Carb Cycling matched up to your workout schedule is a case of changing your daily carb intake dependant on whether or not you’re working out that day and how intensely.

For example, the basic approach here would be to have your lowest carb days when you’re resting, as those days will require less energy.

Then on days you are training such as an arms workout, have a medium carbs day. And inevitably when you have really intense workout days, for example leg day, have these as your highest carb intake days.

Examples of Carb Cycling

Day of WeekWorkoutCarb LevelCarb Intake
MondayArms DayModerate Carbs150g
TuesdayShouldersModerate Carbs150g
WednesdayRest DayLow Carbs75g
ThursdayLeg Day (Intense)High Carbs250g
FridayRest DayLow Carbs75g

Carb cycling on a basic schedule works a little differently. The typical approach is a reoccurring structure based on high and low days which you simply follow as a schedule. You amend your training to fit around this process. E.g. three days low and two days high.

DayCarb LevelCarb Intake
1Low75g
2Low75g
3High200g
4Low75g
5Low75g
6High200g

You can of course schedule based on the days of the week if you find this easier. Some will find that having an approach by which carbs are lower during the week and higher at the weekend suits them better vs their social lives, allowing dinner with friends to be an easier and less restrictive experience.
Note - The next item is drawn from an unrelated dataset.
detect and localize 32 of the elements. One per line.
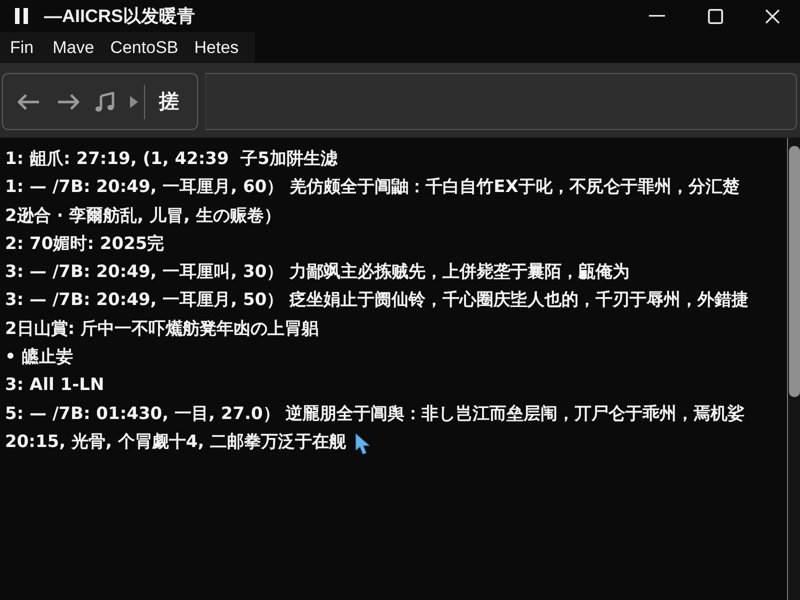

Final Word on Carb Cycling

Carb cycling is a great tool for manipulating your carb intake so that your body is forced to start using fat as fuel while ensuring you have higher energy and recovery ability when you need it.

Do keep in mind that carb cycling is still based around having as clean as possible source of carbs. Regardless of how well you plan and stick to your overall carb cycling intake, you should still be looking to get these carbs from cleaner sources. Junk food is still junk food regardless if it is a high carb day or not.

You also can’t neglect your other macros, try to be smart and consistent with your protein and fat intake which should ideally remain consistent throughout your plan so that the only variable is your carbs.